Transcendental meditation: A double-edged sword in epilepsy?
Epilepsy & Behavior
Short Title: Transcendental meditation
Format: Journal Article
Sources ID: 22379
Zotero Collections: Practices of Hindu Contemplation, Contemplation by Applied Subject, Contemplation by Tradition, Scientific Studies of Transcendental Meditation, Transcendental Meditation (TM), Medical Research on Contemplative Practice, Neuroscience and Contemplation, Science and Contemplation, Hindu Contemplation
Transcendental Meditation (TM®) is derived from ancient yogic teachings. Both short- and long-term physiological correlates of TM® practice have been studied. EEG effects include increased alpha, theta, and gamma frequencies and increased coherence and synchrony.

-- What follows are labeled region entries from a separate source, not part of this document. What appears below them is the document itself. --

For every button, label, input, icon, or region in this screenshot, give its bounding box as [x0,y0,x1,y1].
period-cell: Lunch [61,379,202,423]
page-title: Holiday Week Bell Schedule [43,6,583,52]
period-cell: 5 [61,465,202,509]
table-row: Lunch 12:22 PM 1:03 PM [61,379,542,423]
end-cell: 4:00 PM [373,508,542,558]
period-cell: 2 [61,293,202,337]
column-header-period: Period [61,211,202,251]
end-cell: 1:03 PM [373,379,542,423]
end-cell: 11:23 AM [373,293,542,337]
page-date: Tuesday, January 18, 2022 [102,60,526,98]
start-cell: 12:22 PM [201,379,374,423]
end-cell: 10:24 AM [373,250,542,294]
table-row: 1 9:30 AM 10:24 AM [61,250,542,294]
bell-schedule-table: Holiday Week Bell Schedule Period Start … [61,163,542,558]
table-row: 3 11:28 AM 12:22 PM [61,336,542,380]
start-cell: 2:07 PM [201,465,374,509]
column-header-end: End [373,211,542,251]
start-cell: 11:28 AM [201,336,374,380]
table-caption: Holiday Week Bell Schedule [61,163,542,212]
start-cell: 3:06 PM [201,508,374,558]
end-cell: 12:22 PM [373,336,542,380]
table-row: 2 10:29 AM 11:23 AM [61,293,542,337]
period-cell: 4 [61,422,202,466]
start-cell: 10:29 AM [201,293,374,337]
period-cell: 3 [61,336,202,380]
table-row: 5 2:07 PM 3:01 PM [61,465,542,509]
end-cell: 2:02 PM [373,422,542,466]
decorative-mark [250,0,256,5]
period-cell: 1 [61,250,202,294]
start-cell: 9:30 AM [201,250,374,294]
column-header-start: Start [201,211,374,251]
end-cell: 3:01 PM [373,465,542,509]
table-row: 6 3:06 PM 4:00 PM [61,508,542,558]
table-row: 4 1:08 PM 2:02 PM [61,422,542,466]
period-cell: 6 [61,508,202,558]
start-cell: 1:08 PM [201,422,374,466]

Neuronal hypersynchrony is also a cardinal feature of epilepsy, and subjective psychic symptoms, apnea, and myoclonic jerking are characteristic of both epileptic seizures and meditative states. Clinical vignettes have highlighted the potential risk of human kindling from repetitive meditation in persons practicing TM®, but clinical studies of similar techniques suggest that meditation may also be a potential antiepileptic therapy. Future clinical studies of meditating subjects using video/EEG monitoring are warranted to determine whether behavioral phenomena have an underlying epileptic basis, and prospective clinical trials of TM® in subjects with well-delineated epilepsy syndromes are necessary to establish the safety of this technique and its potential efficacy for seizure reduction and improvement of quality of life.